Akhirnya mereka semua di sana saling bertukar cerita dan bercanda tentunya Rea bersama Sivia juga semakin akrab bahkan Sivia sekarang ini sudah masuk grupnya bersama Qilla dan Nina. Untungnya Qilla dan Nina sangat welcome dengan kehadiran Sivia sehingga Rea tidak perlu merasa tidak enak.


Saat ini sudah jam 10 malam dan Rea pun sudah istirahat di kamarnya, sedangkan Alan masih sibuk dengan anggotanya dan seketika Rea menyesal telah mengundang mereka. Dengan kesal Rea pun keluar kamar dan menghampiri Alan lalu duduk di pangkuan Alan, ia tidak memperdulikan tatapan semua orang yang ada di sana.


"Kenapa hem?" tanya Alan.


"Ngantuk," gumam Rea.


"Tidur sayang," ucap Alan.


"Ish, tapi kamunya gak ada di kamar," ucap Rea.


"Ini masih ada orang loh di rumah masa akunya tidur," ucap Alan.

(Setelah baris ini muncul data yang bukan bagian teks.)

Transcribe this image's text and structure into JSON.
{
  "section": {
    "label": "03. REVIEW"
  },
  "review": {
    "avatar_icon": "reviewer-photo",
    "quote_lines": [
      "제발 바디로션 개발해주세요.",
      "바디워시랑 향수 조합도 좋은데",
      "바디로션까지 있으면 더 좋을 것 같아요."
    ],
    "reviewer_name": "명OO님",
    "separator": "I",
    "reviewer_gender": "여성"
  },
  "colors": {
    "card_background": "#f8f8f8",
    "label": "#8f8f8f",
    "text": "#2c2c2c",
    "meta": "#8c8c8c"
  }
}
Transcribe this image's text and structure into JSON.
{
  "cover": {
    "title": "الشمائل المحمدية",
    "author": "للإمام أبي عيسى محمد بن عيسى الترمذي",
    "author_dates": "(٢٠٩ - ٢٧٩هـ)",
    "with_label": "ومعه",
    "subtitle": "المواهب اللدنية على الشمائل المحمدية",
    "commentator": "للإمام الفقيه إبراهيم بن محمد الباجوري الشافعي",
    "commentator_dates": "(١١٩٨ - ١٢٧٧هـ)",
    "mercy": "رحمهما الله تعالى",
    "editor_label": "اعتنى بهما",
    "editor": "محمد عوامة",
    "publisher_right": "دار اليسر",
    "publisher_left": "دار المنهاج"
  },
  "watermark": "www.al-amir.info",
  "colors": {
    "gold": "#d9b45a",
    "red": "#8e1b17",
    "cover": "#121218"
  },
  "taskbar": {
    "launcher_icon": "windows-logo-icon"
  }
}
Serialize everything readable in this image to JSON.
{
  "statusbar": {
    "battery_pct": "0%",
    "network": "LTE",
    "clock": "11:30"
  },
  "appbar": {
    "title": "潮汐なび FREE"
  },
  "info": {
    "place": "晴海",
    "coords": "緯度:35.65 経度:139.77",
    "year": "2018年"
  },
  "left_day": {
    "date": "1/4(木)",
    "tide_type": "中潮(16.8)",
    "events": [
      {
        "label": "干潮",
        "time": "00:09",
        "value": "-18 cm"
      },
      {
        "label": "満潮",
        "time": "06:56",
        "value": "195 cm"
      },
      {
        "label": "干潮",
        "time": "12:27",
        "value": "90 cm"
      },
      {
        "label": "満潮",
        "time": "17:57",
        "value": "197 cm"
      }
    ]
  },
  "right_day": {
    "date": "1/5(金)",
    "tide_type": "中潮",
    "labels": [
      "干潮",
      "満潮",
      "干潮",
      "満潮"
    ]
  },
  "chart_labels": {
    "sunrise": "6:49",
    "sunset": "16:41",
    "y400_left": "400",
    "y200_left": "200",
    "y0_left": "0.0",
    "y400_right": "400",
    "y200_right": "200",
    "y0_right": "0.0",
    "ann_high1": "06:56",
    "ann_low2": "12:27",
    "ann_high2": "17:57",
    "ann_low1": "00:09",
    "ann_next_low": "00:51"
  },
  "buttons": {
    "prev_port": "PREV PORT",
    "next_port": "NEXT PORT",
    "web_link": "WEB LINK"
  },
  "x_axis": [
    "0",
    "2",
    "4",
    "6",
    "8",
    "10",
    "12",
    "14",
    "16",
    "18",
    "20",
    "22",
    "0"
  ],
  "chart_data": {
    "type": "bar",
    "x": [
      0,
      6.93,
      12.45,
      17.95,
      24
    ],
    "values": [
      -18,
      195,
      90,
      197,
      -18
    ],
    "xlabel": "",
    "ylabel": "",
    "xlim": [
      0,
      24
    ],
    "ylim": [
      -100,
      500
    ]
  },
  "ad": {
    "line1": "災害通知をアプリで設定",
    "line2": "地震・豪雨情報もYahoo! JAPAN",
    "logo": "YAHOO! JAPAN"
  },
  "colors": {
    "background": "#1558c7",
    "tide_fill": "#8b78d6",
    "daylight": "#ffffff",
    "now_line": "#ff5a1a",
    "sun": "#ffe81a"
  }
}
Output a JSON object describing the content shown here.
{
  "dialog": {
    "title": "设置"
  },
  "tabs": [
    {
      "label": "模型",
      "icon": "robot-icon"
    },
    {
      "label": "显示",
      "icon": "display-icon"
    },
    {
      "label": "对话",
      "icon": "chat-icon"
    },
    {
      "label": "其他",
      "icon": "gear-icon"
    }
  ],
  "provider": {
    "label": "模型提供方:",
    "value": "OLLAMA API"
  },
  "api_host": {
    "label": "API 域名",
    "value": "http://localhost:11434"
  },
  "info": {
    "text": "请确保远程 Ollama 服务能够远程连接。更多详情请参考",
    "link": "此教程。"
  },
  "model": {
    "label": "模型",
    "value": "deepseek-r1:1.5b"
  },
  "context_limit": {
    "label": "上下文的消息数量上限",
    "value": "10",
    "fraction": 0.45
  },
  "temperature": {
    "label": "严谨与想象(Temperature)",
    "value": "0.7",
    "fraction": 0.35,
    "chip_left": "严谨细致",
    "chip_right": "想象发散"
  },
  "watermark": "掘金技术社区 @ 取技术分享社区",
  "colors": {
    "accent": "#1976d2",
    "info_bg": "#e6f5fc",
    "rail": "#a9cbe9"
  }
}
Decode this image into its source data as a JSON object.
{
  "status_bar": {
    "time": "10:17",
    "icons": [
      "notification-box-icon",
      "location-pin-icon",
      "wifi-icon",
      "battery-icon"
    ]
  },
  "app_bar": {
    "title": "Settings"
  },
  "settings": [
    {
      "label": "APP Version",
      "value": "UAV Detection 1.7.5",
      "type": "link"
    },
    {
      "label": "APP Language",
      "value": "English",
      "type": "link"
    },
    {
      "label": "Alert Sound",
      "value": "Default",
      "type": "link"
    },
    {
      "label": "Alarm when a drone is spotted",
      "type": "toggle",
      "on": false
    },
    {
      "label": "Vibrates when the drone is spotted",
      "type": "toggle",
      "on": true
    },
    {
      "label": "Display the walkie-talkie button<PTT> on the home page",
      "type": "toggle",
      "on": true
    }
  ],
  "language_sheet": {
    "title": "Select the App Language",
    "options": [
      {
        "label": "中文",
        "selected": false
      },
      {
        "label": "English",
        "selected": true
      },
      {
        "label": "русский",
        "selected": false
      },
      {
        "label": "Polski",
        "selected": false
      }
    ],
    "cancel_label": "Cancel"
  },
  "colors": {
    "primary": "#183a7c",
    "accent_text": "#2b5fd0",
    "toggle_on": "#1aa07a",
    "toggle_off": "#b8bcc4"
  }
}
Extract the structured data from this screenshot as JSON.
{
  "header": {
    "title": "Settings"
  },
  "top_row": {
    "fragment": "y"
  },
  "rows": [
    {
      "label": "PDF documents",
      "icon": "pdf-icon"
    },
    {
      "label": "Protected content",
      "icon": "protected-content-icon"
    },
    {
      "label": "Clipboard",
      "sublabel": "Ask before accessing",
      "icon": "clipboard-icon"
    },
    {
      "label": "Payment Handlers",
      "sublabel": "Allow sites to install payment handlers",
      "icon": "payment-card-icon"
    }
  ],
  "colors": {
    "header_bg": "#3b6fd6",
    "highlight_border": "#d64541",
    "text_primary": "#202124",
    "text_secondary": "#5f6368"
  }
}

Rea pun menatap semua orang yang ada di sana, "Kalian pulang sana kan tadi saya yang ngundang jadi sekarang kalian bisa pulang," ucap Rea.


"Buset dah bumil galak banget," ucap Rea.


"Hush, udah ayo pulang lagian ini udah malam kasihan juga istri gue udah ngantuk," ucap Alvin.


"Yaudah deh kita pulang dulu kalau gitu," pamit Raka dan akhirnya mereka pun pulang ke rumah masing-masing.


"Yaudah, sekarang kamu tidur ya," ucap Alan.


"Ayo sama kamu," ucap Rea.


"Iya sayang, sama aku kok," ucap Alan.


Sesampainya di kamar Rea pin merebahkan tubuhnya dan disusul Alan yang juga merebahkan tubuhnya di samping Rea, "Katanya ngizinin aku tugas, tapi ini belum apa-apa udah kayak gini," ucap Alan.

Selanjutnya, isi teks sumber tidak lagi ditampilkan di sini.